Мария посмотрела на него с недоумением.

— Те вампиры, о которых я писал в последнем письме. Их зовут Марек и Ирена.

— Точнее, те вампиры, которых вы должны были убить, — Мария усмехнулась. — И много уже у вас на счету таких... "убитых"?

— О, уже с полсотни.

Свет керосиновой лампы плясал по непроницаемому лицу Щуки, игра теней возвращала ему вполне человеческие гримасы.

— Вы так легко признаетесь в том, что нарушили соглашение с моим братом? — Мария, как ни странно, ничего не ощутила. Даже удовлетворения. Это было вопросом времени. Такой болезненно честный молох, как Максим Щука, не стал бы долго терпеть нечестную игру.

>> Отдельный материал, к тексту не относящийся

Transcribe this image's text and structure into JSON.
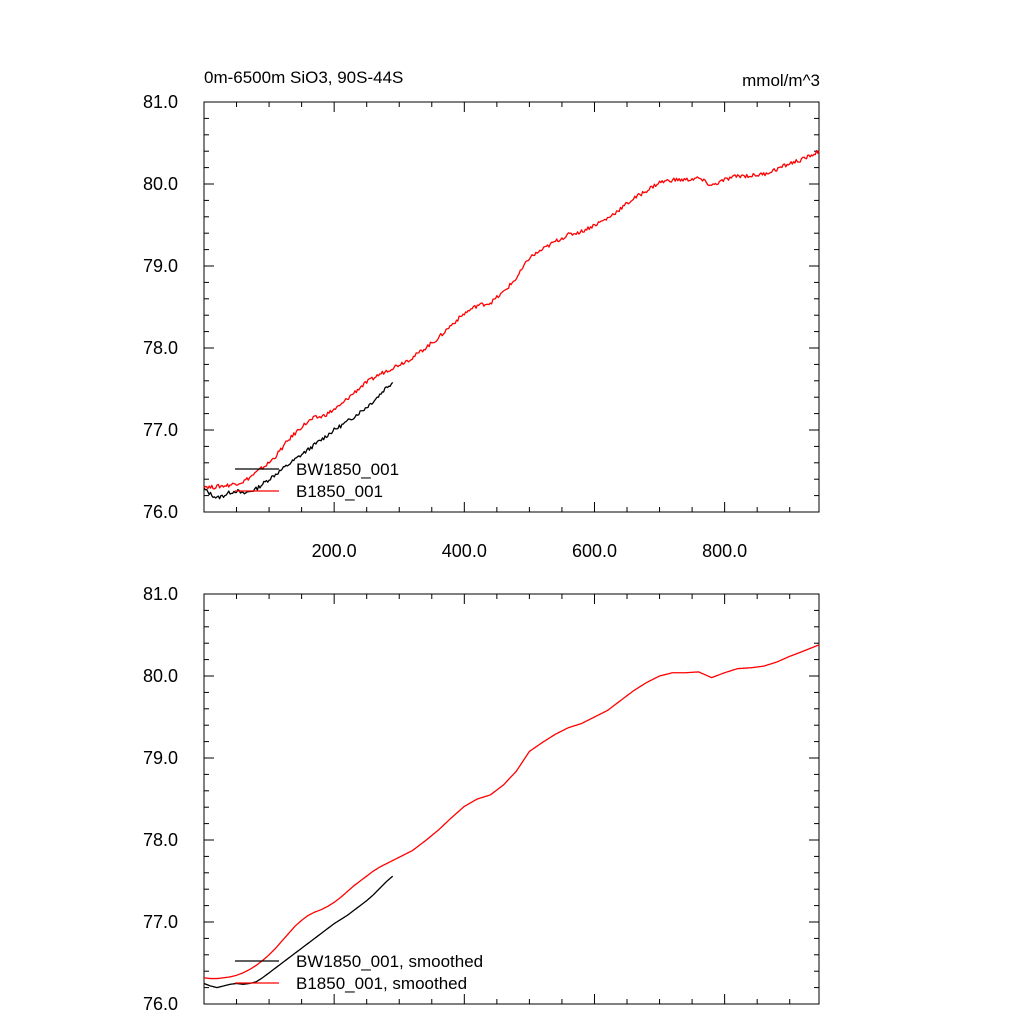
{
  "header": {
    "title": "0m-6500m SiO3, 90S-44S",
    "units": "mmol/m^3"
  },
  "colors": {
    "BW1850_001": "#000000",
    "B1850_001": "#ff0000"
  },
  "chart_data": [
    {
      "type": "line",
      "panel": "top",
      "xlim": [
        0,
        945
      ],
      "ylim": [
        76.0,
        81.0
      ],
      "x_ticks": [
        200.0,
        400.0,
        600.0,
        800.0
      ],
      "x_tick_labels": [
        "200.0",
        "400.0",
        "600.0",
        "800.0"
      ],
      "y_ticks": [
        76.0,
        77.0,
        78.0,
        79.0,
        80.0,
        81.0
      ],
      "y_tick_labels": [
        "76.0",
        "77.0",
        "78.0",
        "79.0",
        "80.0",
        "81.0"
      ],
      "legend": "lower-left",
      "series": [
        {
          "name": "BW1850_001",
          "color": "#000000",
          "x": [
            0,
            10,
            20,
            30,
            40,
            50,
            60,
            70,
            80,
            90,
            100,
            110,
            120,
            130,
            140,
            150,
            160,
            170,
            180,
            190,
            200,
            210,
            220,
            230,
            240,
            250,
            260,
            270,
            280,
            290
          ],
          "y": [
            76.28,
            76.22,
            76.17,
            76.2,
            76.24,
            76.26,
            76.22,
            76.25,
            76.28,
            76.34,
            76.4,
            76.46,
            76.52,
            76.58,
            76.64,
            76.7,
            76.76,
            76.82,
            76.88,
            76.94,
            77.0,
            77.05,
            77.1,
            77.16,
            77.22,
            77.28,
            77.35,
            77.43,
            77.52,
            77.58
          ]
        },
        {
          "name": "B1850_001",
          "color": "#ff0000",
          "x": [
            0,
            10,
            20,
            30,
            40,
            50,
            60,
            70,
            80,
            90,
            100,
            110,
            120,
            130,
            140,
            150,
            160,
            170,
            180,
            190,
            200,
            210,
            220,
            230,
            240,
            250,
            260,
            270,
            280,
            290,
            300,
            320,
            340,
            360,
            380,
            400,
            420,
            440,
            460,
            480,
            500,
            520,
            540,
            560,
            580,
            600,
            620,
            640,
            660,
            680,
            700,
            720,
            740,
            760,
            780,
            800,
            820,
            840,
            860,
            880,
            900,
            920,
            945
          ],
          "y": [
            76.32,
            76.3,
            76.31,
            76.32,
            76.33,
            76.35,
            76.37,
            76.42,
            76.48,
            76.54,
            76.6,
            76.68,
            76.78,
            76.88,
            76.96,
            77.04,
            77.1,
            77.15,
            77.16,
            77.2,
            77.25,
            77.3,
            77.38,
            77.45,
            77.52,
            77.58,
            77.63,
            77.68,
            77.72,
            77.76,
            77.8,
            77.88,
            78.0,
            78.12,
            78.28,
            78.42,
            78.52,
            78.55,
            78.68,
            78.85,
            79.1,
            79.2,
            79.3,
            79.38,
            79.42,
            79.5,
            79.58,
            79.7,
            79.82,
            79.92,
            80.02,
            80.05,
            80.05,
            80.07,
            79.98,
            80.05,
            80.1,
            80.1,
            80.12,
            80.18,
            80.25,
            80.3,
            80.4
          ]
        }
      ]
    },
    {
      "type": "line",
      "panel": "bottom",
      "xlim": [
        0,
        945
      ],
      "ylim": [
        76.0,
        81.0
      ],
      "y_ticks": [
        76.0,
        77.0,
        78.0,
        79.0,
        80.0,
        81.0
      ],
      "y_tick_labels": [
        "76.0",
        "77.0",
        "78.0",
        "79.0",
        "80.0",
        "81.0"
      ],
      "legend": "lower-left",
      "series": [
        {
          "name": "BW1850_001, smoothed",
          "color": "#000000",
          "x": [
            0,
            10,
            20,
            30,
            40,
            50,
            60,
            70,
            80,
            90,
            100,
            110,
            120,
            130,
            140,
            150,
            160,
            170,
            180,
            190,
            200,
            210,
            220,
            230,
            240,
            250,
            260,
            270,
            280,
            290
          ],
          "y": [
            76.25,
            76.22,
            76.2,
            76.22,
            76.24,
            76.25,
            76.24,
            76.25,
            76.27,
            76.32,
            76.38,
            76.44,
            76.5,
            76.56,
            76.62,
            76.68,
            76.74,
            76.8,
            76.86,
            76.92,
            76.98,
            77.03,
            77.08,
            77.14,
            77.2,
            77.26,
            77.33,
            77.41,
            77.49,
            77.56
          ]
        },
        {
          "name": "B1850_001, smoothed",
          "color": "#ff0000",
          "x": [
            0,
            10,
            20,
            30,
            40,
            50,
            60,
            70,
            80,
            90,
            100,
            110,
            120,
            130,
            140,
            150,
            160,
            170,
            180,
            190,
            200,
            210,
            220,
            230,
            240,
            250,
            260,
            270,
            280,
            290,
            300,
            320,
            340,
            360,
            380,
            400,
            420,
            440,
            460,
            480,
            500,
            520,
            540,
            560,
            580,
            600,
            620,
            640,
            660,
            680,
            700,
            720,
            740,
            760,
            780,
            800,
            820,
            840,
            860,
            880,
            900,
            920,
            945
          ],
          "y": [
            76.32,
            76.31,
            76.31,
            76.32,
            76.33,
            76.35,
            76.38,
            76.42,
            76.47,
            76.53,
            76.6,
            76.68,
            76.77,
            76.86,
            76.95,
            77.02,
            77.08,
            77.12,
            77.15,
            77.19,
            77.24,
            77.3,
            77.37,
            77.44,
            77.5,
            77.56,
            77.62,
            77.67,
            77.71,
            77.75,
            77.79,
            77.87,
            77.99,
            78.12,
            78.27,
            78.41,
            78.5,
            78.55,
            78.67,
            78.84,
            79.08,
            79.19,
            79.29,
            79.37,
            79.42,
            79.5,
            79.58,
            79.7,
            79.82,
            79.92,
            80.0,
            80.04,
            80.04,
            80.05,
            79.98,
            80.04,
            80.09,
            80.1,
            80.12,
            80.17,
            80.24,
            80.3,
            80.38
          ]
        }
      ]
    }
  ]
}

— Ваш брат нарушил соглашение первым, — подтвердил он ее мысли. — Я посчитал справедливым, если и я покривлю душой, но...

Его лицо исказила страшная улыбка.

— В отличие от него, я пошел на нарушение ради правды и чести. Ради спасения жизней. И прошу заметить, что нарушения эти весьма условны. На территории вашей империи нет чужаков, как и не было. Вампирам я помогаю уехать в нейтральные страны, в Балтию или еще дальше на север. Они здесь временно.

Это действительно было... честно. Мария не могла понять, как ей к этому отнестись. Чтобы оттянуть решение, она сказала:

— Здесь тоже наша земля.

— Не ваша, при всем моем уважении, пани. Львов присоединился к вашей земле только с месяц как, — мужчина снова пошел вперед.